OBSERVATIONS GÉNÉRALES SUR L’ESPÈCE.

La poule de la Flèche de grande race, ou poule cornette, est une espèce toute particulière au pays du Maine ; son type est resté toujours pur, surtout dans les environs de la Flèche, contrée où l’on pratique le mode d’engraissement qui lui est propre.

M.  Letrône, à qui je dois une partie des renseignements qui ont servi à cet article, croit que l’origine des fléchoises est inconnue. « Leur renommée, dit-il, peut cependant prendre date vers le quinzième siècle, selon les rapports de quelques vieux historiens ; je pense néanmoins qu’elle doit avoir une origine plus ancienne. C’est au Mans qu’on faisait ces belles poulardes tout primitivement, puis à Mézeray, puis à la Flèche. Aussi désigne-t-on indifféremment ces sortes de produits sous des dénominations différentes. Cette industrie a depuis longtemps cessé au Mans ; elle déchoit à Mézeray et ne s’est bien conservée qu’à la Flèche et dans les communes qui l’avoisinent. »

Les volailles de la Flèche, si propres à l’engraissement, sont encore très-robustes et rarement malades. Elles s’acclimatent en quelque contrée qu’on les transporte, et leur pureté se conserve facilement, pourvu qu’on évite la promiscuité, c’est-à-dire qu’on renouvelle le sang de temps en temps. Elles s’habituent à toutes les nourritures possibles dès qu’elles ont atteint un certain âge ; mais on doit, dans les commencements, les nourrir avec des aliments au moins analogues à ceux qu’elles reçoivent dans leur pays.

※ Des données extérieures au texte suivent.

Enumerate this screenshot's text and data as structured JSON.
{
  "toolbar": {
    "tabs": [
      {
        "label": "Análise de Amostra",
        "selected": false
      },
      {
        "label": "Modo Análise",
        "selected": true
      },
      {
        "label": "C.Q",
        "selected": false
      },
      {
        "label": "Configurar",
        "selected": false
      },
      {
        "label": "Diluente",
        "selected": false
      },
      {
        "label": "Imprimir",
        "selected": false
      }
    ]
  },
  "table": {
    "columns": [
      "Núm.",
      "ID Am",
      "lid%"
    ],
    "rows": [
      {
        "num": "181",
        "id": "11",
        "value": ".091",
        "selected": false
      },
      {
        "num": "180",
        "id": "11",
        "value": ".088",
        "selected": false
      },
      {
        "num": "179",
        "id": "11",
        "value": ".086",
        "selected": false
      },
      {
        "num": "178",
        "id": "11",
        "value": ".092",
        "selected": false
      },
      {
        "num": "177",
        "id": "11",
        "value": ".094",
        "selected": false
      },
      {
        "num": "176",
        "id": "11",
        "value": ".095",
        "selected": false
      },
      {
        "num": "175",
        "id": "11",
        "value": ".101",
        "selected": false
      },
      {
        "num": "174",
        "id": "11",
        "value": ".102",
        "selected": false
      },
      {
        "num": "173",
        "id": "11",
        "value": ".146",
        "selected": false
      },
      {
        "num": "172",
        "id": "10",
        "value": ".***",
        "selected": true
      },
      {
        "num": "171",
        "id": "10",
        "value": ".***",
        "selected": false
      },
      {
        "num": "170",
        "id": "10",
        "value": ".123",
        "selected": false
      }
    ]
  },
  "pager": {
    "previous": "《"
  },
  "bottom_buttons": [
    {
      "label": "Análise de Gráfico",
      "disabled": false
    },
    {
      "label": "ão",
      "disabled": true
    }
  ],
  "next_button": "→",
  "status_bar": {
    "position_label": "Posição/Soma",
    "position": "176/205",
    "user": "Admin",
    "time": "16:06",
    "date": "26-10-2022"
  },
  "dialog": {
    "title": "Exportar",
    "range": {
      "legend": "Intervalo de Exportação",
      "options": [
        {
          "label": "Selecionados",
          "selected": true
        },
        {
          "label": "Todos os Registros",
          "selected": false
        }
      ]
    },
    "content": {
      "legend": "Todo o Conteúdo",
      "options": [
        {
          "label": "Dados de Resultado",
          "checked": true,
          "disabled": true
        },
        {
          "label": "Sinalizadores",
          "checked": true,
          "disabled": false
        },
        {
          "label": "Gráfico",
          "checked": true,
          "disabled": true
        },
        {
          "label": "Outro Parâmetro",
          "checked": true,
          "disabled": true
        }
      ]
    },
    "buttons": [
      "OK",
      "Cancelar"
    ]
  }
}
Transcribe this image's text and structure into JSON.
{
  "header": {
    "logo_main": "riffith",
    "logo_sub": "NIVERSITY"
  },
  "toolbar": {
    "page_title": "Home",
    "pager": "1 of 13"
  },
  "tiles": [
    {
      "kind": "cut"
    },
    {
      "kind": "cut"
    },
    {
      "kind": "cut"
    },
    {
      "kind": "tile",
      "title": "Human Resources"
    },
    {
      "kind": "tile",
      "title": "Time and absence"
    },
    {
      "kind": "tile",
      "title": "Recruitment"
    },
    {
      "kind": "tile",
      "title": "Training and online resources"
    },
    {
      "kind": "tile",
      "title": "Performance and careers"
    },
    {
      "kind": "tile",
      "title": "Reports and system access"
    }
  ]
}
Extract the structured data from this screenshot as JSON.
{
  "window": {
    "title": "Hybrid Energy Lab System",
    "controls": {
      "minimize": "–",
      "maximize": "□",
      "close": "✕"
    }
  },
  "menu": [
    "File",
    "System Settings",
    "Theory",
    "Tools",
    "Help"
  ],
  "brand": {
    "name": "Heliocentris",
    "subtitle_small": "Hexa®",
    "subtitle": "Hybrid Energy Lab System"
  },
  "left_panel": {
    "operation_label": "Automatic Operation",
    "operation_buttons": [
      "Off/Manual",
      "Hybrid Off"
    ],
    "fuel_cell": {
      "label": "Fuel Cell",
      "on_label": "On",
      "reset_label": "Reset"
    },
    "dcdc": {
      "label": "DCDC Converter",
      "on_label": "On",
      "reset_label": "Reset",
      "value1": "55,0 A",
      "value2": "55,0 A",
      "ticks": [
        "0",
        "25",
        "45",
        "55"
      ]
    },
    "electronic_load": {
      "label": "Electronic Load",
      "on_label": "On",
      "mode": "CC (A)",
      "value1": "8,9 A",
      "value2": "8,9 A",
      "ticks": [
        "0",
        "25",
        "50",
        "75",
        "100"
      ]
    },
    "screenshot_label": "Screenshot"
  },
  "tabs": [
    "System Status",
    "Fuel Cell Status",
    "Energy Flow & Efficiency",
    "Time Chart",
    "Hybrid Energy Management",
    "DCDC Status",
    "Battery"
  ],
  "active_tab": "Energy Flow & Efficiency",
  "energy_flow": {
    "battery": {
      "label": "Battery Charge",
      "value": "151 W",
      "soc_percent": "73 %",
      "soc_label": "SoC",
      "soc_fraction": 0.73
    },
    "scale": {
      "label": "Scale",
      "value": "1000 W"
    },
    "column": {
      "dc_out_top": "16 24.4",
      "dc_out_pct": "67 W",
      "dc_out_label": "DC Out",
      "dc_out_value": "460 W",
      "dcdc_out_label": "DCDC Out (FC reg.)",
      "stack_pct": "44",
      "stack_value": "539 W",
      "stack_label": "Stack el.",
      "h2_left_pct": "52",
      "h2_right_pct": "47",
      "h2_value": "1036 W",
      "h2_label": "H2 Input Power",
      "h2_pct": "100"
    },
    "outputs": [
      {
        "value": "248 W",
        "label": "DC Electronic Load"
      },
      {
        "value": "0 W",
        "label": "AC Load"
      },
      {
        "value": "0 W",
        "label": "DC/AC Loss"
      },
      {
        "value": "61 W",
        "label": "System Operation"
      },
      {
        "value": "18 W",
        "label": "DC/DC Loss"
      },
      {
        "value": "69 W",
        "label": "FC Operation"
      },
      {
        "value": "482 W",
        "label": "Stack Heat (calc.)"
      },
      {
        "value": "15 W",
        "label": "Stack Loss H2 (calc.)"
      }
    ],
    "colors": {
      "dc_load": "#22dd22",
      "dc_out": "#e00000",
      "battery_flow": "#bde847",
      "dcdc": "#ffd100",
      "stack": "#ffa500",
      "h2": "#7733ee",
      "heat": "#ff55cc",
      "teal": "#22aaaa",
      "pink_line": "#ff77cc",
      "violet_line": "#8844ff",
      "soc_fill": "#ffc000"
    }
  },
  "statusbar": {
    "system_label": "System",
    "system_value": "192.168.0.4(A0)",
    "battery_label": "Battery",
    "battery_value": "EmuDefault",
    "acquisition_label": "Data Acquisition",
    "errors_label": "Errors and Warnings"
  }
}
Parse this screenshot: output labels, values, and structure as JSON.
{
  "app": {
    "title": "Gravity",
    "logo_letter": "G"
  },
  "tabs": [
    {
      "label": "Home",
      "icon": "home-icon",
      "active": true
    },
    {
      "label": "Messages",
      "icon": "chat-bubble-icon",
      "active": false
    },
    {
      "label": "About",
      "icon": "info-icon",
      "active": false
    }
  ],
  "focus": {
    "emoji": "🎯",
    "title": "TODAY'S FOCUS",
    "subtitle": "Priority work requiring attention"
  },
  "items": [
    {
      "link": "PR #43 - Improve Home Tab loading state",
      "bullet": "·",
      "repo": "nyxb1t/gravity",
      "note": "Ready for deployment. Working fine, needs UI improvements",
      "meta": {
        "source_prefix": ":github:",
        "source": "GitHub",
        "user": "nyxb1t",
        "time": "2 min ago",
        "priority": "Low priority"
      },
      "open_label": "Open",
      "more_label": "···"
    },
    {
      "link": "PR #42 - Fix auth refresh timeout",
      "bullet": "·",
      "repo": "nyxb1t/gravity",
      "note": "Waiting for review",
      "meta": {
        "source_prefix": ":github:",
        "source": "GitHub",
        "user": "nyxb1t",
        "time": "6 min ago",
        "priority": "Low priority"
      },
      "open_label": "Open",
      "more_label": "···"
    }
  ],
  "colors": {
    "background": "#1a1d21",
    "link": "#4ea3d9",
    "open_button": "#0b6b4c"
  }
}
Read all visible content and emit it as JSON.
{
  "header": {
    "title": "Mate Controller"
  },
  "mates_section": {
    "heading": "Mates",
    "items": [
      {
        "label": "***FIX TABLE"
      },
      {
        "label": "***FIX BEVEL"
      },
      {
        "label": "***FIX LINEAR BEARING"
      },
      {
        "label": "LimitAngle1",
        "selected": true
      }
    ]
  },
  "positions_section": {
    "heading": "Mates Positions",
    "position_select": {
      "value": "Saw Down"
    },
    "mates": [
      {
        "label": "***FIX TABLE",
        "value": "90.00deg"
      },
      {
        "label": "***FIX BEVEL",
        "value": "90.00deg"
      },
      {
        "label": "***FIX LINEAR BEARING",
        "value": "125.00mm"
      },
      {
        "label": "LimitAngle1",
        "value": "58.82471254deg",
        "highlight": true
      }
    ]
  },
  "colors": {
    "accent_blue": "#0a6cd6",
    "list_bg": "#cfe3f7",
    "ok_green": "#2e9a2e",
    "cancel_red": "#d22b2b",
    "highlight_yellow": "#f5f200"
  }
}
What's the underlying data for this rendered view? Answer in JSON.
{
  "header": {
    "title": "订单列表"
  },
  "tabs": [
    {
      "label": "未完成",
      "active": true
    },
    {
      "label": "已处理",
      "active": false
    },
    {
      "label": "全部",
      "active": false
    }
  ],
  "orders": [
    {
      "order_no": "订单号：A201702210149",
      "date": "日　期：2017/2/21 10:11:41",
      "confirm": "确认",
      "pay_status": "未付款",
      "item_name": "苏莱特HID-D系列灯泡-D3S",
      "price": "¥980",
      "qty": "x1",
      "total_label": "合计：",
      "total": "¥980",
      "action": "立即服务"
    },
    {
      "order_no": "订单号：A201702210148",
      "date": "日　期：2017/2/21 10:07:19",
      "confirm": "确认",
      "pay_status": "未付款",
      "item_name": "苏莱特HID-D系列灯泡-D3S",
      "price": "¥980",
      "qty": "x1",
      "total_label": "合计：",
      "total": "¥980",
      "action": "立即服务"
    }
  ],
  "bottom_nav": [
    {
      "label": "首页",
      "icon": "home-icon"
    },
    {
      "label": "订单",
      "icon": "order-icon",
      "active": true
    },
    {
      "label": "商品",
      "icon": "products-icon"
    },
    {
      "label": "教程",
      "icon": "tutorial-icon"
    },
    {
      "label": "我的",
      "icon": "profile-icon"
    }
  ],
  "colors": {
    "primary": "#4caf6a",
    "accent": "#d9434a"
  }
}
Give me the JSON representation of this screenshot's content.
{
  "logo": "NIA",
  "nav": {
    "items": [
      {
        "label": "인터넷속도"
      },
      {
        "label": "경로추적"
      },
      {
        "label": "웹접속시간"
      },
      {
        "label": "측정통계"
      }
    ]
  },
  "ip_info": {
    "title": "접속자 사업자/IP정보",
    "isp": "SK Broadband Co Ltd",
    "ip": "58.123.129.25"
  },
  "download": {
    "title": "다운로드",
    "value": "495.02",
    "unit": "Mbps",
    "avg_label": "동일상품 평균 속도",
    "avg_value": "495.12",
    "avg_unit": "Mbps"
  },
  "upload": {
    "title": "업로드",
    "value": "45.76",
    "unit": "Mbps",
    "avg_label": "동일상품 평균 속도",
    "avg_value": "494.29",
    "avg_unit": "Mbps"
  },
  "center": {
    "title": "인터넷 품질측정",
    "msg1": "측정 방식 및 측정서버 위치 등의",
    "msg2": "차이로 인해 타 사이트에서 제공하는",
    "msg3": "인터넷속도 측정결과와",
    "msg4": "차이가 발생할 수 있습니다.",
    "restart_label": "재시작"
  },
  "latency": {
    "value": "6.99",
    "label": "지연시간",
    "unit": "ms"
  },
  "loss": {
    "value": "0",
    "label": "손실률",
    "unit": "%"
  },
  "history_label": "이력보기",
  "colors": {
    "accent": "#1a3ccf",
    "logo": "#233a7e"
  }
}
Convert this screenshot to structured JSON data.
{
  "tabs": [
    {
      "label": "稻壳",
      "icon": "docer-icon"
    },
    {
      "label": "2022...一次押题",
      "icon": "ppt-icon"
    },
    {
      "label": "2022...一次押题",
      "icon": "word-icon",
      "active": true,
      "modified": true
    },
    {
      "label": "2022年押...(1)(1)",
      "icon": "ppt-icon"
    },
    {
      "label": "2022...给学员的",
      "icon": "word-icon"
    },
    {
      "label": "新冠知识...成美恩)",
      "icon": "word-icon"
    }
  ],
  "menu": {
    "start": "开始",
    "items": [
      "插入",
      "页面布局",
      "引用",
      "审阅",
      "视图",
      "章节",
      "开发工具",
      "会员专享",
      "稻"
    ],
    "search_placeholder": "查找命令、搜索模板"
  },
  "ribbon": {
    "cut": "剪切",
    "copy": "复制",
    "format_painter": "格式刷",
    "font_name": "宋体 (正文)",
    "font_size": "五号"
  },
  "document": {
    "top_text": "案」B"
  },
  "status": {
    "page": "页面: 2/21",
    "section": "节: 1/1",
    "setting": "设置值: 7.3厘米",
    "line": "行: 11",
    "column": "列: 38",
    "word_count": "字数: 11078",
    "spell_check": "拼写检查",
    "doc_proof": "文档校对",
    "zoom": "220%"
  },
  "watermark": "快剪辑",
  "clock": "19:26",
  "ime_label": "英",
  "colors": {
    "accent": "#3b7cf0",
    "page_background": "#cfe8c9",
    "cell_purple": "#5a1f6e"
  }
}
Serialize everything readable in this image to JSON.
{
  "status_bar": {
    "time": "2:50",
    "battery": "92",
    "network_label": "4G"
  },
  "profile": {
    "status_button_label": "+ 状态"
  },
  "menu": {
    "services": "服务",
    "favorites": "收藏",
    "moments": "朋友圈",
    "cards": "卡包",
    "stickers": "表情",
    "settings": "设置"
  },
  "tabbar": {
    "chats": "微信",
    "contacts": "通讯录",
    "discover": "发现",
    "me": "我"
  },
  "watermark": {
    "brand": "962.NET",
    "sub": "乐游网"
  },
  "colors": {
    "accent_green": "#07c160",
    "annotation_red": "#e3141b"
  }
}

Élevées en liberté, elles ne s’écartent pas trop, surtout si elles sont pourvues de verdure.

La race de la Flèche peut être mise au nombre des deux ou trois plus belles races françaises. Quoique son plumage soit uniformément noir, il est extrêmement riche à cause de son brillant et de ses beaux reflets verts et violacés. Sa crête et ses barbillons, d’un rouge vif, — ainsi que son large oreillon, d’un blanc très-apparent, forment avec le plumage un contraste aussi remarquable que dans la race espagnole. La finesse, la délicatesse et le goût exceptionnel de sa chair sont déjà très-sensibles à l’état maigre et complètement déterminés par l’engraissement, épreuve à laquelle sont indistinctement soumis les poulettes et les jeunes coqs de sept à huit mois. Ces derniers sont mis à l’écart aussitôt qu’on le juge nécessaire, afin qu’ils n’aient aucun commerce avec les poules, et c’est de là qu’on les a nommés coqs vierges. On a reconnu qu’en cet état de réserve ils sont beaucoup mieux disposés à se faire au traitement, sans qu’il soit besoin de les chaponner.

Les poules sont également livrées à l’engraissement avant qu’elles aient pondu, et donnent ce qu’on appelle les poulardes. C’est, dans toutes les races, parmi les coqs de la Flèche que se trouvent les pièces les plus volumineuses qui soient destinées à la table.

La grande race, celle que je viens de décrire, met de neuf à onze mois pour arriver à son état de perfection, ce qui prouve qu’elle n’est pas d’une grande précocité ; mais on tire de cet inconvénient un grand avantage, car les poulets, étant fort longs à devenir adultes et ne poursuivant les poules que fort tard, continuent de se développer pendant l’hiver, et donnent au printemps, à cette époque où les bonnes volailles deviennent très-rares, de magnifiques et délicieux produits que se disputent à prix d’or les tables somptueuses. Aussi conseillé-je fortement de ne jamais croiser cette race, dont la destination est toute particulière, et j’insiste pour qu’on remarque et utilise cette propriété spéciale.

Il existe une variété exactement semblable, pour la forme et les résultats, à la race principale, excepté que la crête, qui est volumineuse, d’un seul lobe assez rond, aplati par-dessus et formant une pointe en arrière, est remplie de granulations à la partie supérieure, et rentre dans la classe de celles qu’on nomme frisées.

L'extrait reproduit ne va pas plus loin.